CoYangCZ: a new spatial interpolation method for nonstationary multivariate spatial processes

Abstract

In multivariate spatial interpolation, the accuracy of a variable of interest can be improved using ancillary variables. Although geostatistical methods are widely used for multivariate spatial interpolation, these methods usually require second-order stationary assumption of spatial processes, which is difficult to satisfy in practice. We developed a new multivariate spatial interpolation method based on Yang-Chizhong filtering (CoYangCZ) to overcome this limitation. CoYangCZ does not solve the multivariate spatial interpolation problem from a purely statistical point of view but integrates geometry and statistics-based strategies.
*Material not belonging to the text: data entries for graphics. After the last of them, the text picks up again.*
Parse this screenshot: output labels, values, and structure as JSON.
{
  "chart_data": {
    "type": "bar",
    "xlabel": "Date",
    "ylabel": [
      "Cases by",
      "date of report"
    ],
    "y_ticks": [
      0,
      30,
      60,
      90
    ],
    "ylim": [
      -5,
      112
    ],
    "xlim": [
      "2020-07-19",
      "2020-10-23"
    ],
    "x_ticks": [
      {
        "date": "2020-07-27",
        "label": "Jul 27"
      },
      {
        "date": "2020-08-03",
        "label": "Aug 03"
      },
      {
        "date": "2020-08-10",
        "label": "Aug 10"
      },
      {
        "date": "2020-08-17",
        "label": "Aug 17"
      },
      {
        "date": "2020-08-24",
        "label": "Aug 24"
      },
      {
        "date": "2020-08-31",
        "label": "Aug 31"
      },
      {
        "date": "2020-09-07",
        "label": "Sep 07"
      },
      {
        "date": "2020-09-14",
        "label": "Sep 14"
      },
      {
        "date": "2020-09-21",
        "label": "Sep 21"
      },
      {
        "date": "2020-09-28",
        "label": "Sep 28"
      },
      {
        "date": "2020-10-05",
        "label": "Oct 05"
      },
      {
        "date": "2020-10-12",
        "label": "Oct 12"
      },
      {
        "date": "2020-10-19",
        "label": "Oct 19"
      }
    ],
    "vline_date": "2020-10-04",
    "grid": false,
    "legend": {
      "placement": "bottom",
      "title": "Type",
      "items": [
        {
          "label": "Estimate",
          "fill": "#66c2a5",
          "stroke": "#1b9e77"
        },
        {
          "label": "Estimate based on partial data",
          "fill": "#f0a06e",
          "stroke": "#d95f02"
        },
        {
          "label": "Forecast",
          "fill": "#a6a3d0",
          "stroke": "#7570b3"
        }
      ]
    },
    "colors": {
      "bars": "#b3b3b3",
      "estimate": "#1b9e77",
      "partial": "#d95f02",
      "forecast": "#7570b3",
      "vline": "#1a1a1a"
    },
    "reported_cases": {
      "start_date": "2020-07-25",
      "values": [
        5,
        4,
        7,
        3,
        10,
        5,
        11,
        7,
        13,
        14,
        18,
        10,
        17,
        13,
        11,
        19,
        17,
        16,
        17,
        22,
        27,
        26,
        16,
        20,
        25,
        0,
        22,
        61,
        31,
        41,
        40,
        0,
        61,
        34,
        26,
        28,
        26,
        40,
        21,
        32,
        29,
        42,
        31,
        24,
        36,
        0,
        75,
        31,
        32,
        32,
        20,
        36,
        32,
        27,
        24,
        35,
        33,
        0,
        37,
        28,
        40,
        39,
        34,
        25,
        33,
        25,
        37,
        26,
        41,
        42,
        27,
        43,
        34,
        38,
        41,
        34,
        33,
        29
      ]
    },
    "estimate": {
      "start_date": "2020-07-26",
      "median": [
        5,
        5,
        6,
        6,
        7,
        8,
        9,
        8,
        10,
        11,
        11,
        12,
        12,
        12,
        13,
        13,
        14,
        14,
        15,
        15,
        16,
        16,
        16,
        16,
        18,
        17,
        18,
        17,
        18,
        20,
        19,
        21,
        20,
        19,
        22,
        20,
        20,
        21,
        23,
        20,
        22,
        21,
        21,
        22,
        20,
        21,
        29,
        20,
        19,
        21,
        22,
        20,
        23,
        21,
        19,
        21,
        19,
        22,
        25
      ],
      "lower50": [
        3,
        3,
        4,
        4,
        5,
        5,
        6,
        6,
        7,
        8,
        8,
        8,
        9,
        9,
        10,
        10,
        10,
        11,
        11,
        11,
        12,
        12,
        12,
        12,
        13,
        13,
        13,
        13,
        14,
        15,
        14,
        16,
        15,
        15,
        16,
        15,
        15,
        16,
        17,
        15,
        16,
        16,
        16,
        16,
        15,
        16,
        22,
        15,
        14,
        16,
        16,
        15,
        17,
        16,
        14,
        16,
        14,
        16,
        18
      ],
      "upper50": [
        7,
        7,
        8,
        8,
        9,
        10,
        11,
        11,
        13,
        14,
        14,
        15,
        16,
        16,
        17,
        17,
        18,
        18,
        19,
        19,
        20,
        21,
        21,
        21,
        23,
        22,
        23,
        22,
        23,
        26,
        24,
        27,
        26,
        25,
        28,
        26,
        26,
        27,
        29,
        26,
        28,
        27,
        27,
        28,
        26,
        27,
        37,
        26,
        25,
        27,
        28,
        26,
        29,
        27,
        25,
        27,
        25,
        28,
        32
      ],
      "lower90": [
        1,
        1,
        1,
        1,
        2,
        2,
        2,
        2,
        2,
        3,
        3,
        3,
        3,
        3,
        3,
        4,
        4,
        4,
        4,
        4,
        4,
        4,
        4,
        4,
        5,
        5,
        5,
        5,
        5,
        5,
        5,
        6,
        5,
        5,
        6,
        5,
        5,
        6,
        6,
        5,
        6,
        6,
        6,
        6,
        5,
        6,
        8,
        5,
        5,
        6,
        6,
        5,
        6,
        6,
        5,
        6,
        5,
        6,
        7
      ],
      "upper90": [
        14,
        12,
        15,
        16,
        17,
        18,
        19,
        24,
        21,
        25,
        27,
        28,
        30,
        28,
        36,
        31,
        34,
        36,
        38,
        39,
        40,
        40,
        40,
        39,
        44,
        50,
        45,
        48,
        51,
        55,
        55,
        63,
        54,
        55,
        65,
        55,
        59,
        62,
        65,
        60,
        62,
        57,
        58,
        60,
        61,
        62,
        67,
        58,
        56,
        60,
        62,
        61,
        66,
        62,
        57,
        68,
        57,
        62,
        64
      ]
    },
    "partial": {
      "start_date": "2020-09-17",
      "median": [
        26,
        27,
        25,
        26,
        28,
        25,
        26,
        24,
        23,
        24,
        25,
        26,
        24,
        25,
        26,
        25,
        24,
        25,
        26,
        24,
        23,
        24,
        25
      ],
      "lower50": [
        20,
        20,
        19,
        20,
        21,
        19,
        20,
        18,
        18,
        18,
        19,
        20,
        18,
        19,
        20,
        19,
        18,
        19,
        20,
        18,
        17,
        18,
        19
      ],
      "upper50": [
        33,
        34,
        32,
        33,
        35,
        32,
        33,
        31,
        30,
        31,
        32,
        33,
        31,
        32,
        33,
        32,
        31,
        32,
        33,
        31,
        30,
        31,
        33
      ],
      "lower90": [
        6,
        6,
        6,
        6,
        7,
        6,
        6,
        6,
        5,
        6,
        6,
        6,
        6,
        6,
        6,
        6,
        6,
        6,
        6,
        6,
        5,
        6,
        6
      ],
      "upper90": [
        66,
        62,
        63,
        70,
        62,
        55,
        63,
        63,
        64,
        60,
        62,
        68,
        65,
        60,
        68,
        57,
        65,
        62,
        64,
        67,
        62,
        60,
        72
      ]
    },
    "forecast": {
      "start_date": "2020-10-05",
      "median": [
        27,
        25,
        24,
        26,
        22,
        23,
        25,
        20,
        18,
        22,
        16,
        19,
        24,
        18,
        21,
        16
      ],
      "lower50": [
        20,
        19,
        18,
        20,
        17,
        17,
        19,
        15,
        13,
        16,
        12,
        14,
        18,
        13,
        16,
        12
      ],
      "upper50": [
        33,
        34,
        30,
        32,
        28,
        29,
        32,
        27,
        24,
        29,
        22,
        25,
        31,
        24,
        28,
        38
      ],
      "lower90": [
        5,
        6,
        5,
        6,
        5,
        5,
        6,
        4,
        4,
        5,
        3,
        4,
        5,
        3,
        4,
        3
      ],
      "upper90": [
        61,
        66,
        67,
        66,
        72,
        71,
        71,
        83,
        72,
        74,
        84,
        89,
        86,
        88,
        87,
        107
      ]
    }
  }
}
First, we used a weighted moving average method based on binomial coefficients (i.e. Yang-Chizhong filtering) to fit the spatial autocorrelation structure of each spatial variable from a geometric perspective. We then quantified the spatial autocorrelation of each spatial variable and the correlations between different spatial variables by analyzing the variances of different spatial variables. Finally, we obtain the best linear unbiased estimators at the unsampled locations. Experiments on air pollution and meteorological datasets show that CoYangCZ has a higher interpolation accuracy than cokriging, regression kriging, gradient plus-inverse distance squared, sequential Gaussian co-simulation, and the kriging convolutional network. CoYangCZ can adapt to second-order non-stationary spatial processes; therefore, it has a wider scope of application than purely statistical methods.